Gênant. En dev local, machine unique, il faut docker swarm init. Swarm sur une seule machine fonctionne, mais ça semble excessif.

Une fois Swarm activé, c’est docker stack deploy — plus docker-compose up. Il faut changer ses habitudes.

Limite 2 : secret immuable après création

Contenu en lecture seule. Pour changer le mot de passe, supprimer et recréer :

docker secret rm mysql_password
echo "NewPassword789" | docker secret create mysql_password -

Puis mettre à jour tous les services concernés :

docker service update --secret-rm mysql_password --secret-add mysql_password myapp_db

Plus lourd qu’une variable d’environnement + redémarrage.

Limite 3 : pas pour les conteneurs standalone

Avec docker run seul, pas de Docker Secrets. Il faut docker service create ou docker stack.

Peu pratique pour un test rapide — parfois on veut juste une base temporaire.

Alternative dev mono-machine : docker-compose file secrets

docker-compose propose des secrets file — sans Swarm, montage d’un fichier local comme secret.

version: '3.8'

secrets:
  db_password:
    file: ./secrets/db_password.txt

services:
  db:
    image: mysql:8.0
    secrets:
      - db_password
    environment:
      MYSQL_ROOT_PASSWORD_FILE: /run/secrets/db_password

Créer le fichier :

mkdir secrets
echo "MyPassword123" > secrets/db_password.txt

Attention : ajouter secrets/ à .gitignore !

Mieux que les variables d’environnement — le mot de passe n’apparaît pas dans docker inspect ni dans l’image. Mais moins sûr que Docker Secrets :

  • Fichier en clair sur disque local
  • Pas de chiffrement en transit
  • Pas de gestion centralisée

Pour le dev local, souvent suffisant. En production, Swarm ou Kubernetes.

Astuces avancées

Quelques techniques utiles une fois les bases maîtrisées.

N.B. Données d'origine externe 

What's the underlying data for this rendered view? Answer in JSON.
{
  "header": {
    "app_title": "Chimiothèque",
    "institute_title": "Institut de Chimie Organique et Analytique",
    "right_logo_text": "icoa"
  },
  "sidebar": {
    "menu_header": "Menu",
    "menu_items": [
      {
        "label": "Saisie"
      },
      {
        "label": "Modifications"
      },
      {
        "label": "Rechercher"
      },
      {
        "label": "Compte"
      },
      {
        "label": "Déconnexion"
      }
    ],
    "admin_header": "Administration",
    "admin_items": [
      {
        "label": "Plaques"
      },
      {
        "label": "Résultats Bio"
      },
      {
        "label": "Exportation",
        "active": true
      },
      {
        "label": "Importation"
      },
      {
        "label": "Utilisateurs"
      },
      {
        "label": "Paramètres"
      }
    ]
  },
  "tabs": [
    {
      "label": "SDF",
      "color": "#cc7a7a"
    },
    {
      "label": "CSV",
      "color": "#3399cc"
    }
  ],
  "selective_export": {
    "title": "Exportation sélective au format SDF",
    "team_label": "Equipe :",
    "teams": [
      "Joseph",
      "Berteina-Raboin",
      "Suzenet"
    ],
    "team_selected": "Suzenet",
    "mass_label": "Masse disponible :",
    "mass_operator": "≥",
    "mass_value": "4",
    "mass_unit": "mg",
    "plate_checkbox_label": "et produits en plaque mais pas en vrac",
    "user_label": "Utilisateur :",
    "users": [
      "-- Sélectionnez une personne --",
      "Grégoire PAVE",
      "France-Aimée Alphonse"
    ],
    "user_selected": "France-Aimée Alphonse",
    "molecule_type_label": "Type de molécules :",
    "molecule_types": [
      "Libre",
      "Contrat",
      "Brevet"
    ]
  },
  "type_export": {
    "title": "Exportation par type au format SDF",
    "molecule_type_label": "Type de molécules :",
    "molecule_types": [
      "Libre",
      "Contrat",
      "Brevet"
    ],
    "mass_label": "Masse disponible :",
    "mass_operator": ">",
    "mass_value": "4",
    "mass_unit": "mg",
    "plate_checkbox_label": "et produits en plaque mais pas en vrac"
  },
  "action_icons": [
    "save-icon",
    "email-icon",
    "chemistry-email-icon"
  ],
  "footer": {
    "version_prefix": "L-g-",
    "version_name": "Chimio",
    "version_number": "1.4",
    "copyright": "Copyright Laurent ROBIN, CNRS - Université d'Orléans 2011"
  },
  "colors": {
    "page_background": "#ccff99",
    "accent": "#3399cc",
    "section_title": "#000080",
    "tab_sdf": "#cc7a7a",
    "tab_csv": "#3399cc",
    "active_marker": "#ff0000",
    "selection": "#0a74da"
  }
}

Astuce 1 : chemin de montage personnalisé

Par défaut /run/secrets/<nom_secret>, personnalisable :

services:
  myapp:
    image: myapp:latest
    secrets:
      - source: db_password
        target: /app/config/database.pwd
        mode: 0400

mode: 0400 = lecture owner uniquement.

Astuce 2 : multi-environnements

Mots de passe différents dev/test/prod, noms de secret identiques :

# production
docker secret create db_password prod_password.txt

# test (autre cluster Swarm)
docker secret create db_password test_password.txt

Le code lit /run/secrets/db_password sans connaître la valeur — déploiement identique, clusters différents.

Astuce 3 : rotation des secrets

Changer les mots de passe régulièrement. La rotation Docker demande un peu de manipulation :

# 1. Nouveau mot de passe
echo "NewPassword" | docker secret create db_password_v2 -

# 2. Mettre à jour le service
docker service update \
  --secret-rm db_password \
  --secret-add source=db_password_v2,target=/run/secrets/db_password \
  myapp_db

# 3. Supprimer l'ancien secret une fois stable
docker secret rm db_password

Le nouveau secret s’appelle db_password_v2, mais target garde /run/secrets/db_password — pas de changement de code.

Astuce 4 : créer depuis stdin

Sans laisser de trace sur disque :

echo "MySecretPassword" | docker secret create db_password -

Le - final = lecture depuis stdin. Pas de fichier temporaire.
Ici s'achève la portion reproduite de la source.